Untested backups are no better than no backups at all. I take the ‘hot swap’ approach in a home lab environment where disruptions like frequent power outages or liquid damages do happen. However, my recommendations are far from disaster recovery plans or automatic failover in corporate IT.

• Dry run restoration of files on a regular basis
• Backup ssh/GPG keys onto an external storage device
• Copy a raw image of the Fedora ARM server onto an SD card
• Keep snapshots of full backups at primary cloud storage
• Automate backup process to minimize human error or oversight

Track activity and troubleshoot with Cockpit

As your project grows, so does the number of servers you manage. Activity and alert tracking in Cockpit ease your administrative burden.
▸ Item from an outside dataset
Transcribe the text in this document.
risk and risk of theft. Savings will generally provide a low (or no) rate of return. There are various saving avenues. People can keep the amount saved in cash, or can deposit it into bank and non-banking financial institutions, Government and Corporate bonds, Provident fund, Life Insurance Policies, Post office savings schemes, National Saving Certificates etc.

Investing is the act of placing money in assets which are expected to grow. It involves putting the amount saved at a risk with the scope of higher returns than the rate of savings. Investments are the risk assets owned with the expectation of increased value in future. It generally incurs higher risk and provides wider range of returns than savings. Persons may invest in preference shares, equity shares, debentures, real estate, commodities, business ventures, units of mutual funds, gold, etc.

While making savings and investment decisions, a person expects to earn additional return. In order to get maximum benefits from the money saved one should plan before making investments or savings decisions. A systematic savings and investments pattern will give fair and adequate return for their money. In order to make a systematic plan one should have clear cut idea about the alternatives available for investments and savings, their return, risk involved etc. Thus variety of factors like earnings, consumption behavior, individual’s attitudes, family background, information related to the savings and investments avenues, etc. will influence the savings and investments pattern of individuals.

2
You can achieve this in three ways using Cockpit’s graphical interface.

SELinux menu

How to diagnose network issues, find logs and troubleshoot in Cockpit

• Go to SELinux to check logs
• Check “solution details”
• Select “Apply this solution” when necessary
• View automation script and run it if necessary

Network or storage logs

Server logs track detailed metrics that correlate CPU load, memory usage, network activity, and storage performance with the system’s journal. Logs are organized under the network or storage dashboard.

Software updates

Cockpit helps security updates on preset time and frequency. You can run all updates when you need them.

Congratulations on setting up a file/backup server with the Fedora ARM server edition.